A sexta feira santa é marcada por uma das mais emocionantes
cerimônias do cristianismo, em especial a celebrada na Igreja Católica. O
momento da morte de Jesus na Cruz é um dos mais emocionantes e certamente de
maior representação da força da fé Cristã, afinal depois de martírio, dor e
sofrimento, Jesus vencerá a morte e ressuscitará.
Mas, pouco antes de sua condenação a morte na cruz aparece
um personagem o Governador local Pilatos. Aquele que lavou as mãos e a
simbologia deste ato o transformou em marca de quem não quer assumir uma
responsabilidade.
Qual pecado, ou melhor, onde está o erro em não querer
assumir uma responsabilidade que conscientemente você sabe que não é sua. A
responsabilidade está por ai pairando nos ares e você a acolhe e a assume,
sabendo que não é sua, é assim que funciona? É assim que nos comportamos? Se
hoje não, então porque naquele momento deveria Pilatos assumir a libertação de
Barrabás e a condenação de Cristo sem ser ele o autor dessa sentença?

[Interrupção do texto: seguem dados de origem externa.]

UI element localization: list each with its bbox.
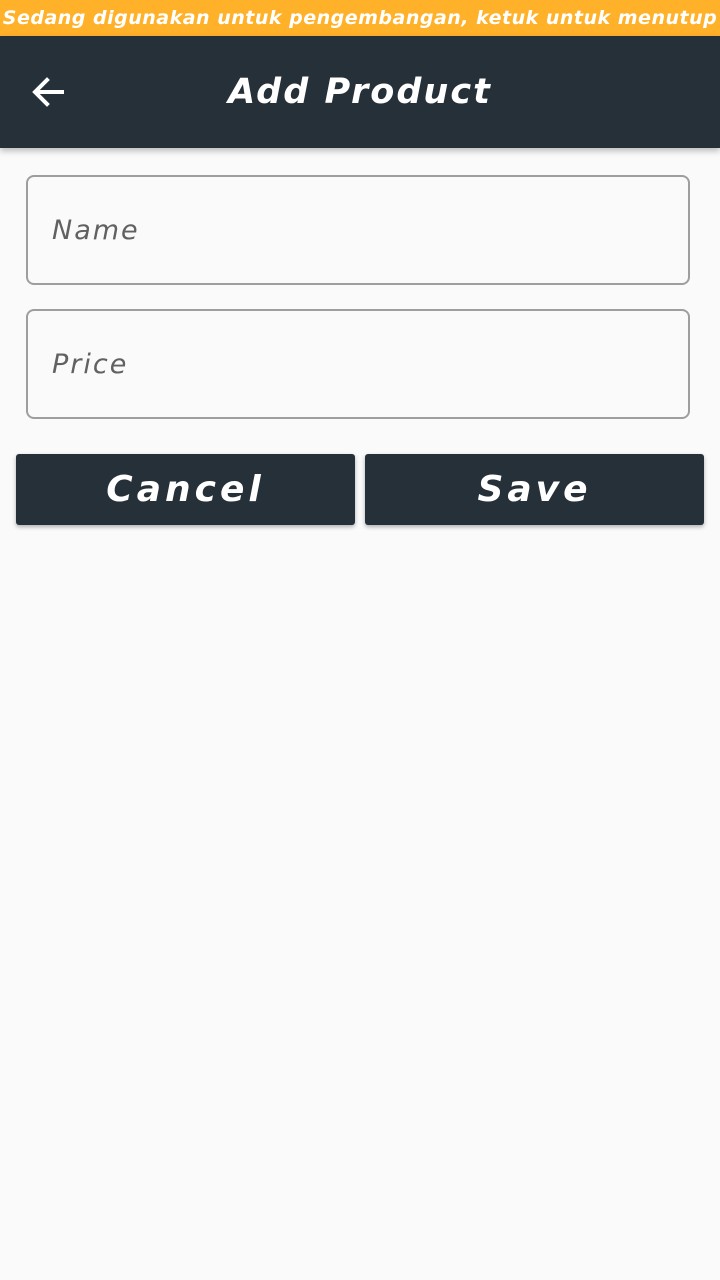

A atitude de Pilatos é tão distorcida na historia permitindo
liberdades poéticas como a de Ivan Lins em sua extraordinária canção “Daquilo
que eu sei” onde registra: “Só não lavei as mãos e é por isso que me sinto cada
vez mais limpo.”
Em rápida leitura e lembrança ao que consta nas escrituras
podemos aqui inferir que Pilatos se sujou ao lavar as mãos. Em minha opinião
esta é uma posição muito cômoda, pois acredito que o próprio Ivan Lins lavaria
suas mãos em situação semelhante, ou seja, em situação de assumir uma
responsabilidade que não é a sua.
Em Mateus 27, 24 Pilatos expõe a sua situação ao afirmar: “Sou
inocente do sangue deste homem.”
A ideia aqui não é julgar Pilatos e tão pouco defendê-lo, o
objetivo é destacar a incômoda situação na qual ele estava e que muitos de nós
já até passamos e tomamos atitude igual. Porém no momento do cerimonial
religioso o colocamos como mais um dos homens maus que contribuíram com a crucificação de Jesus.
Contudo, há um ponto de extremamente interessante no diálogo
entre Pilatos e Jesus, registrado no Evangelho de João 18, 37 “Perguntou-lhe então Pilatos: És,
portanto rei? Respondeu Jesus: Sim, eu sou rei. É para dar testemunho da
verdade que nasci e vim ao mundo. Todo o que é da verdade, ouve a minha voz.
Disse-lhe Pilatos: QUE É A VERDADE?...”
Nas Sagradas Escrituras não consta essa resposta. Aliás,
esta parte do diálogo só está relatada por João. Não consta, em Marcos, Lucas e
Mateus.
Enfim, não há registro na Bíblia de uma resposta para a
pergunta de Pilatos “Que é a verdade?” E esta tem sido a principal dúvida do
homem desde que descobriu sua capacidade de pensar no que o cerca. De duvidar,
questionar e não simplesmente aceitar, embora isso talvez seja a tendência da
grande maioria dos humanos.
O curioso é se ver não somente na posição de Pilatos, mas
ter ao mesmo tempo sua dúvida. E assim mesmo, o considerar um vilão. Vilão esse
que tem forma de pensar e agir semelhante a nossa.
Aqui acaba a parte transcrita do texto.